Defendant appeals from a judgment convicting him upon a jury verdict of, inter alia, attempted murder in the second degree (Penal Law §§ 110.00, 125.25 ). Defendant made only a general motion for a trial order of dismissal and thus failed to preserve for our review his contention that the evidence is legally insufficient to support the conviction (see People v Gray, 86 NY2d 10, 19). Viewing the evidence in light of the elements of the crimes as charged to the jury (see People v Danielson, 9 NY3d 342, 349), we conclude that the verdict is not against the weight of the evidence (see generally People v Bleakley, 69 NY2d 490, 495). The further contention of defendant that he was denied a fair trial by prosecutorial misconduct is based primarily on alleged instances of prosecutorial misconduct that are unpreserved for our review (see CPL 470.05 ) and, in any event, we conclude that "[a]ny improprieties were not so pervasive or egregious as to deprive defendant of a fair trial" (People v Cox, 21 AD3d 1361, 1364, lv denied 6 NY3d 753 [internal quotation marks omitted]).
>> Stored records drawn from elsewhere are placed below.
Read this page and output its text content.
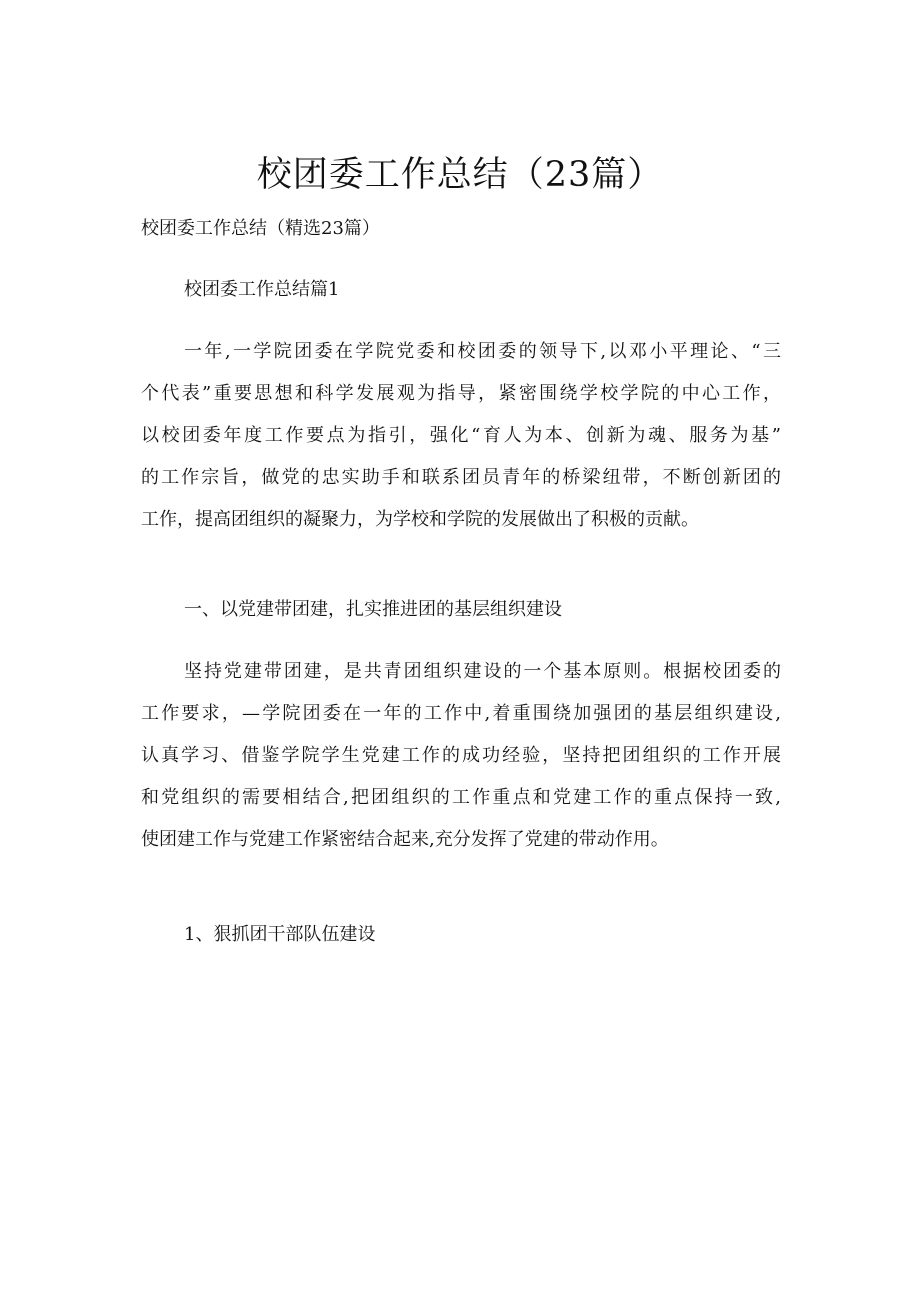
校团委工作总结（23篇）
校团委工作总结（精选23篇）
校团委工作总结篇1
一年,一学院团委在学院党委和校团委的领导下,以邓小平理论、“三
个代表”重要思想和科学发展观为指导，紧密围绕学校学院的中心工作，
以校团委年度工作要点为指引，强化“育人为本、创新为魂、服务为基”
的工作宗旨，做党的忠实助手和联系团员青年的桥梁纽带，不断创新团的
工作，提高团组织的凝聚力，为学校和学院的发展做出了积极的贡献。
一、以党建带团建，扎实推进团的基层组织建设
坚持党建带团建，是共青团组织建设的一个基本原则。根据校团委的
工作要求，—学院团委在一年的工作中,着重围绕加强团的基层组织建设,
认真学习、借鉴学院学生党建工作的成功经验，坚持把团组织的工作开展
和党组织的需要相结合,把团组织的工作重点和党建工作的重点保持一致,
使团建工作与党建工作紧密结合起来,充分发挥了党建的带动作用。
1、狠抓团干部队伍建设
Defendant contends that County Court erred in denying his motion for a mistrial based on a police officer's reference to an eight-year-old boy as a "witness." The officer had spoken with that boy following the incident. We reject that contention. The record establishes that the court issued a curative instruction, and we thus conclude that the court thereby "alleviated any prejudice to defendant resulting from that testimony" (People v Colon, 13 AD3d 1198, 1198, lv denied 4 NY3d 829, 5 NY3d 760; see People v DeCarlis, 37 AD3d 1040, lv denied 8 NY3d 945). The sentence is not unduly harsh or severe. We have reviewed defendant's remaining contentions and conclude that they are without merit.